Une campagne de séduction après la mort de Diana

Issue de la grande bourgeoisie, fille aînée d’un ancien officier reconverti dans le négoce de vin, Camilla Shand grandit dans le Sussex, avant de fréquenter les meilleurs établissements privés à Londres, puis en Suisse, avant d’étudier la littérature française à Paris pendant six mois. Elle fait la connaissance du prince en 1971, sans appartenir à la grande noblesse, elle navigue alors dans les mêmes cercles que Charles. Elle est passionnée d’équitation, un trait commun avec la reine. Elle a même quelques liens avec la famille royale. Arrière-petite fille d’Alice Keppel, une des maîtresses du roi Edouard VII, l’arrière-arrière-grand-père de Charles.

Ils ont une brève liaison mais le prince s’engage dans la Royal Navy et Camilla se marie avec l’un de ses admirateurs, le major Andrew Parker Bowles. Quelques années plus tard, elle encourage le prince de Galles, toujours célibataire, à épouser Diana, en 1981. Alors que tous les deux sont encore mariés, ils reprennent leur liaison. La presse tabloïd publiera certaines de leurs conversations téléphoniques intimes, dans une « guerre des Galles » aussi impitoyable qu’humiliante.

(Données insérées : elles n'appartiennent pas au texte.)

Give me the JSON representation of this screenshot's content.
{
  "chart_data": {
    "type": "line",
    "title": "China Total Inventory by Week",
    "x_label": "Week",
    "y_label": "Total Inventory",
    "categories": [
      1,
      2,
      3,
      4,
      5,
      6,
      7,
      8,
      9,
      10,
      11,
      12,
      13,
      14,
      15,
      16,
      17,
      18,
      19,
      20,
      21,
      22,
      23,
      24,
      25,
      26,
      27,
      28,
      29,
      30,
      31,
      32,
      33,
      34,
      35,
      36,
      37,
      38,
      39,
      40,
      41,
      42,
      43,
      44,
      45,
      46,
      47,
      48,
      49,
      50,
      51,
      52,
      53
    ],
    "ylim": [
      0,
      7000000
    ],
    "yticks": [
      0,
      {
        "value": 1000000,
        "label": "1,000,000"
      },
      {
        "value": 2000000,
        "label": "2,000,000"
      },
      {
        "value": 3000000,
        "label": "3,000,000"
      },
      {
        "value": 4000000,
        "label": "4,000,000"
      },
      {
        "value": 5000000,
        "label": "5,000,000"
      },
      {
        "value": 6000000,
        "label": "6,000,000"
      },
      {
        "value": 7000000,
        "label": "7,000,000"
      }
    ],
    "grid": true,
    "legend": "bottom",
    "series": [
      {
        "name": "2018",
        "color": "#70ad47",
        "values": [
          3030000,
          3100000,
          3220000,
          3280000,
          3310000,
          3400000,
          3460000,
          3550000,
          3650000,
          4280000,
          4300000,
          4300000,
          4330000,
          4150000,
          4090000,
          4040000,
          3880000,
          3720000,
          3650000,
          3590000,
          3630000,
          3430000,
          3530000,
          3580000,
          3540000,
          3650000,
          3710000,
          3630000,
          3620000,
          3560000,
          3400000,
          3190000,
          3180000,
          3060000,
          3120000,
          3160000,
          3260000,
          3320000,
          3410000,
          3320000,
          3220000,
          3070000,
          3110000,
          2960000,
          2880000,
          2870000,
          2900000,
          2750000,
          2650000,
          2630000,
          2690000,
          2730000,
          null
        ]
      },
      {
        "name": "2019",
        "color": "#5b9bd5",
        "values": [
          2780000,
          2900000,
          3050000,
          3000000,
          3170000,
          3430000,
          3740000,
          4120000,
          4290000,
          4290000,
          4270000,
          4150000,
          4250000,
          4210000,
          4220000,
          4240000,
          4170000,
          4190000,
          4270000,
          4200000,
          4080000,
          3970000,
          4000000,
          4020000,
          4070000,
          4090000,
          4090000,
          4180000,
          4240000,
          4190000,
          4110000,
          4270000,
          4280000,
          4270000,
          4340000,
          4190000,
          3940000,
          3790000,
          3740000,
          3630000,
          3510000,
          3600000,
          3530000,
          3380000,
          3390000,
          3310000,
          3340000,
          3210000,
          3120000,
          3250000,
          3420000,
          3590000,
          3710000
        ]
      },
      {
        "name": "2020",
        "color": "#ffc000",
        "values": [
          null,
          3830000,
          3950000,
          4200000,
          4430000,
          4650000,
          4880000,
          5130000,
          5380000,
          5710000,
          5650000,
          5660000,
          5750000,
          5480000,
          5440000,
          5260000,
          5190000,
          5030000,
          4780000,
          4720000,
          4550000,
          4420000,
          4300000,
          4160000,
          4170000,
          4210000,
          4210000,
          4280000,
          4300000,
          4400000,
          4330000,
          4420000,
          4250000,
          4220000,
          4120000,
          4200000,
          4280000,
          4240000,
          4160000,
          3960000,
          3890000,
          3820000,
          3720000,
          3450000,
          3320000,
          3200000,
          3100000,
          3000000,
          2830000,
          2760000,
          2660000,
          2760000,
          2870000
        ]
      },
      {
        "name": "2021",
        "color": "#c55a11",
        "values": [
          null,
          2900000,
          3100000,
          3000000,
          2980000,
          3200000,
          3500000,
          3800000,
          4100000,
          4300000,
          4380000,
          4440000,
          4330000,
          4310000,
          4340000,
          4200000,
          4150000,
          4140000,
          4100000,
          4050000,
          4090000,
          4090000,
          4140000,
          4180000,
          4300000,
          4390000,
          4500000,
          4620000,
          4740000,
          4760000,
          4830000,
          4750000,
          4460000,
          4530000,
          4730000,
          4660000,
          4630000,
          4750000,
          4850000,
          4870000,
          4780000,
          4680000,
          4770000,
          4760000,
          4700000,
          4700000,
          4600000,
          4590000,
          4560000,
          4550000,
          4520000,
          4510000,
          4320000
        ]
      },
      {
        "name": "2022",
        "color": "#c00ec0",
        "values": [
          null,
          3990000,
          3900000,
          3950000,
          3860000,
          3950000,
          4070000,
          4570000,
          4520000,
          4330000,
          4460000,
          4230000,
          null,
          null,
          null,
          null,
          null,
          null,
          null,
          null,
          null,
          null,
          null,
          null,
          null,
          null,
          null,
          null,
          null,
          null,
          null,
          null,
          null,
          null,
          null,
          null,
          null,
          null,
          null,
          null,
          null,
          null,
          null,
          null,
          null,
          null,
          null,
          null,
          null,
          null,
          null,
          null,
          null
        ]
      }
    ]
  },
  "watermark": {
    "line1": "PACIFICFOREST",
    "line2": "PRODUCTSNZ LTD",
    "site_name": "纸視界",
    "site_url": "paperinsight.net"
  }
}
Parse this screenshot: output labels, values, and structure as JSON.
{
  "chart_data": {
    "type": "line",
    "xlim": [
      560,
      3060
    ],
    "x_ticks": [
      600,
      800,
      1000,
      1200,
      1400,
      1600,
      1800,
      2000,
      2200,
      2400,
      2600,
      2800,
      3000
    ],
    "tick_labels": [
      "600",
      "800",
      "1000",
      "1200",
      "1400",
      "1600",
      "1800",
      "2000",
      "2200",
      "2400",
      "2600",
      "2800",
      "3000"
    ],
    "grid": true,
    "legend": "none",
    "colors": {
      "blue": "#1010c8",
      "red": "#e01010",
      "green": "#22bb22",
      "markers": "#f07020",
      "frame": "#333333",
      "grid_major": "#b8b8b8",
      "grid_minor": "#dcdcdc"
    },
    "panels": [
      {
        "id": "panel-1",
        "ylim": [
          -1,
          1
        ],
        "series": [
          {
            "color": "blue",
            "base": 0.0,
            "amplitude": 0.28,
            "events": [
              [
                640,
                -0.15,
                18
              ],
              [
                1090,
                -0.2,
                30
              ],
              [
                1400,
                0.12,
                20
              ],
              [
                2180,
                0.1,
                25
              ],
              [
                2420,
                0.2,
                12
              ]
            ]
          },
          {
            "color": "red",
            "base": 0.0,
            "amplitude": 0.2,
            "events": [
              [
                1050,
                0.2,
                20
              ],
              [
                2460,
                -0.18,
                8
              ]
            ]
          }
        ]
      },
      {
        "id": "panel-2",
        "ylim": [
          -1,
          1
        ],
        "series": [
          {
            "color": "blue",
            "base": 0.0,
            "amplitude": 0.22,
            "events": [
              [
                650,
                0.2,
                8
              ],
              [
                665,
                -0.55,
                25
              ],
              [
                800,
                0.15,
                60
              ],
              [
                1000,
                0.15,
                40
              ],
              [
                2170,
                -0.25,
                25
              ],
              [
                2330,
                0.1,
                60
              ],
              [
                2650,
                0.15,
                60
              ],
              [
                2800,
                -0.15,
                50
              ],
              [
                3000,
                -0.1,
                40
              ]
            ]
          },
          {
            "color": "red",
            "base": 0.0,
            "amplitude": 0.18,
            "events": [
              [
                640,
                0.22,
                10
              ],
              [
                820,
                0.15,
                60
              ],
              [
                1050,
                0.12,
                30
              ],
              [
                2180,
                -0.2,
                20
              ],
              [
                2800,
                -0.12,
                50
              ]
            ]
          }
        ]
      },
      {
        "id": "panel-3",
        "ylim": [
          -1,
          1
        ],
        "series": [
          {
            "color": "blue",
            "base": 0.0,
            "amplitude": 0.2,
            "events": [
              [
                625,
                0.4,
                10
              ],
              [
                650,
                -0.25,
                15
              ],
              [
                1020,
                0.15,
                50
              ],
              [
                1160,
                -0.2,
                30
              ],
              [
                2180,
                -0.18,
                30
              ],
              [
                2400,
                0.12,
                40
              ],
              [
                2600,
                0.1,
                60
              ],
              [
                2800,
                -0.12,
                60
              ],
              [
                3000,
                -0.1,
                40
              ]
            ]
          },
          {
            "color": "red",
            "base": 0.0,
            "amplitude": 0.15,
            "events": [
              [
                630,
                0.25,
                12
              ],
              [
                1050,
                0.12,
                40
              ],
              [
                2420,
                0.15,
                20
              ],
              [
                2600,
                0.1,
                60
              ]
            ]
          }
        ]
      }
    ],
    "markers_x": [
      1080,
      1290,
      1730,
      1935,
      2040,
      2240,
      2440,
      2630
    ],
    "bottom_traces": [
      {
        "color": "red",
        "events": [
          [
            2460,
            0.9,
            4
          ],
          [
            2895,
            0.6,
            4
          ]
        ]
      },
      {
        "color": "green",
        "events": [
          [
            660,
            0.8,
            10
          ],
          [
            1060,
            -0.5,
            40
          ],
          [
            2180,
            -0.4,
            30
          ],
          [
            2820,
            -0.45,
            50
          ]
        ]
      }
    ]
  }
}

Avec le divorce de Charles et Diana en 1996, Camilla peut commencer à s’afficher aux côtés de Charles. Mais la mort de la princesse, en août 1997, la renvoie dans l’ombre. Le prince Charles lance alors une véritable campagne de séduction pour la faire accepter : les apparitions de Camilla, qui a toujours refusé le titre de princesse de Galles, trop lié à Diana, sont soigneusement calibrées. Se faire accepter par la famille royale, et par les fils de Charles, les princes William et Harry, n’aura pas été facile. Quand d’autres à son âge viseraient une retraite méritée, elle est déterminée à continuer son action philanthropique « aussi longtemps que possible ». « Vous ne pouvez pas abandonner quand vous êtes au milieu de quelque chose », dit-elle.